When he was released, he became a full-time prisoners’ advocate. He founded the Association for the Protection of the Human Rights of Prisoners (APRODH). The group developed a deep-rooted network of informants which stretched across the country, and soon went beyond monitoring prison conditions and began investigating other human rights violations. Mbonimpa was rearrested in 2014 after revealing in a radio interview that Burundi’s ruling party, the CNDD-FDD, was training militia members over the border in Congo.

In May 2015, when president Pierre Nkurunziza announced his decision to seek a third term, despite a constitutional provision restricting presidents to two terms, thousands of people in Bujumbura took to the streets. Mbonimpa and other civil society leaders endorsed the peaceful protests. But after an attempted coup d’état rattled the leadership, authorities began responding with violence.

“My colleagues and I encouraged people to stand up for their rights,” Mbonimpa recalls. “We were surprised and saddened when the regime started using force.”

On Aug. 3, 2015, Mbonimpa nearly paid the ultimate price for his work — he was shot in the face while returning from an event. In critical condition, he was evacuated to Belgium. While he was still in hospital, his son was assassinated.

“I couldn’t even go to the funeral,” he recalls with a pained expression — a rare departure from the matter-of-fact tone with which he describes the regime’s abuses. Although he still speaks with some difficulty, his recovery has gone well.

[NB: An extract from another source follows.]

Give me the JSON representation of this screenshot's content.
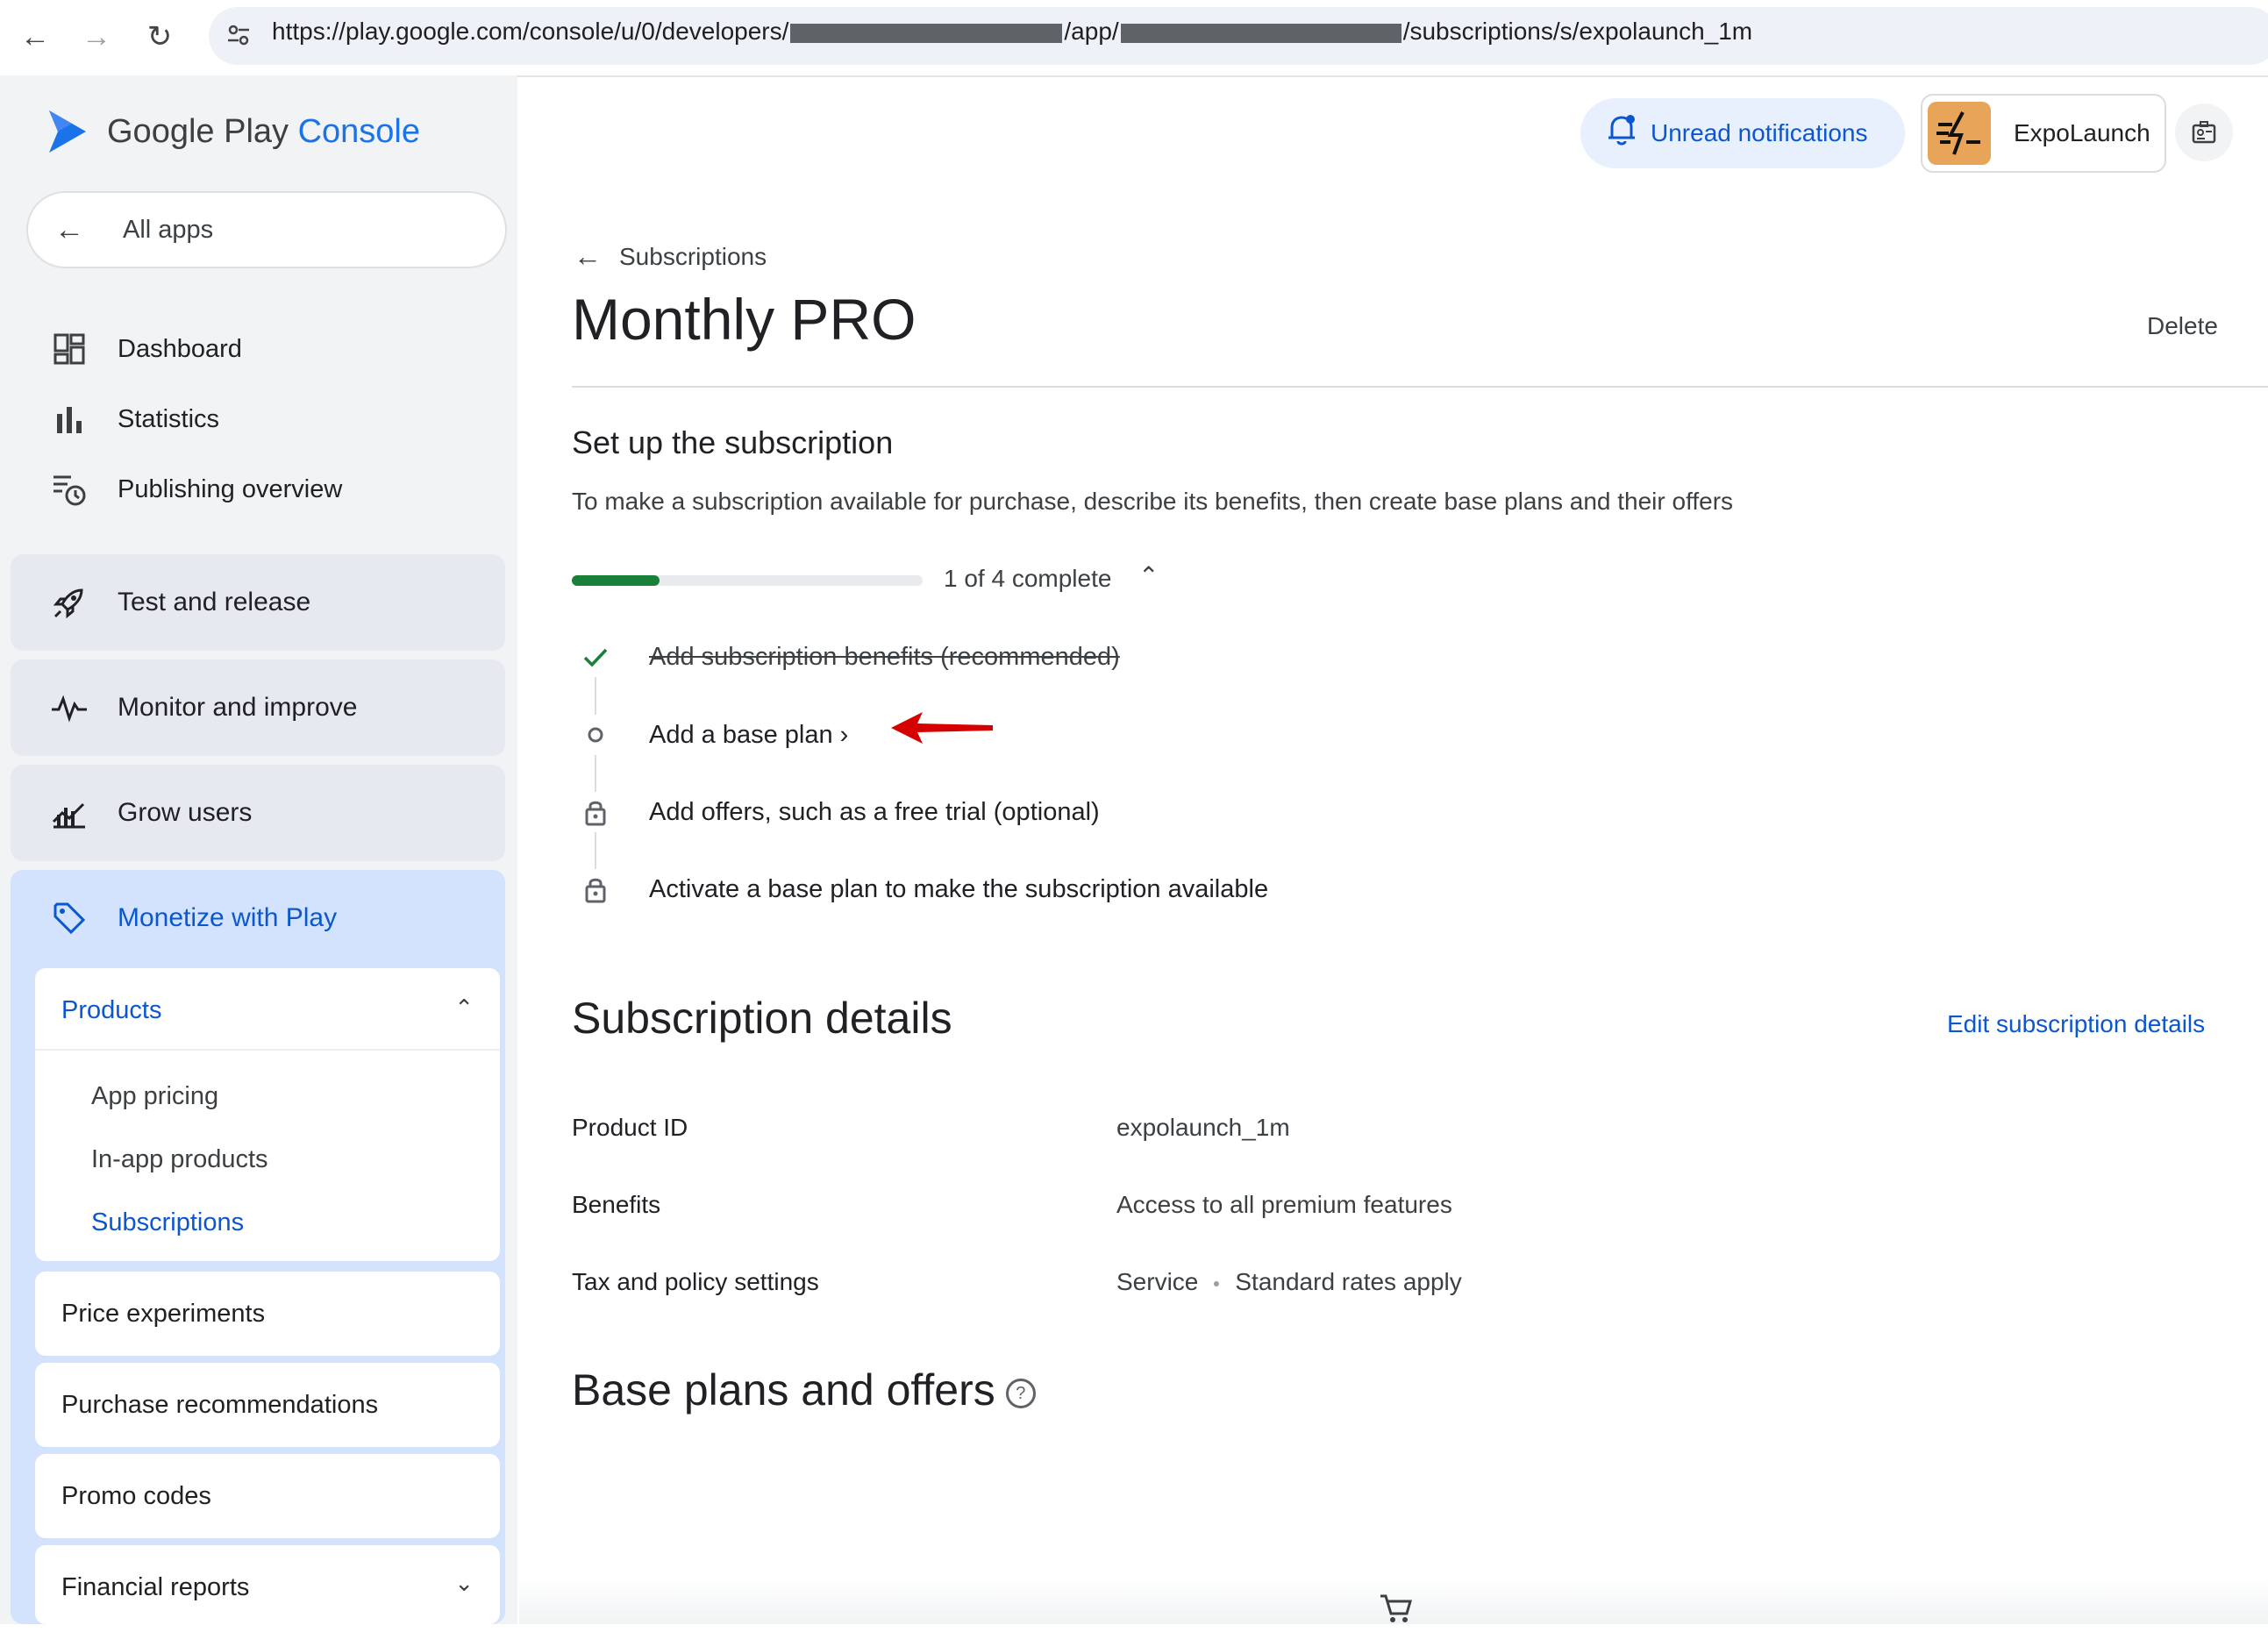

“It’s very frustrating being so far away from home,” he says. “As soon as the doctors have told me that I’m fully recovered, I’ll go back.”

It is uncertain what kind of country he will go back to. Those who continue to expose abuses face growing risks; several researchers for APRODH and similar organizations have been arrested and detained on dubious charges, or without charge, over the past several months, according to the World Organization Against Torture.

Mbonimpa believes the keys to building a durable peace are respect for human rights, youth engagement, ending reprisals, building a strong internal judicial system, and ensuring the respect of the Arusha Accords, the agreements signed in 2000 that ended decades of conflict in Burundi.

“Killing Nkurunziza is not how we ensure a peaceful transition. Launching a coup d’État is not how we ensure a peaceful transition. We ensure a peaceful transition by making sure the Arusha accords are respected…the important things are not to hold onto hatred, and not to take revenge.”

“In my neighbourhood in Bujumbura, Hutus and Tutsis live together. I’ve never seen someone say, ‘I’m from this ethnic group, this person is from that ethnic group, we should kill each other. It’s always been the people in power who have incited the population. The country belongs to our young people…career politicians aren’t going to change anything.”

He plans to return home and continue his work documenting human rights violations, along with researchers who are on the ground even now.

“Officially, we don’t exist. But we believe an illegal government can’t declare our organizations illegal. So we continue to make our reports and gather our evidence. We rely on the people…and now, with mobile phones, anyone can take a picture of something that’s going on and speak to us on WhatsApp. It’s risky but important work. We haven’t given up. We have the truth, and the truth always wins.”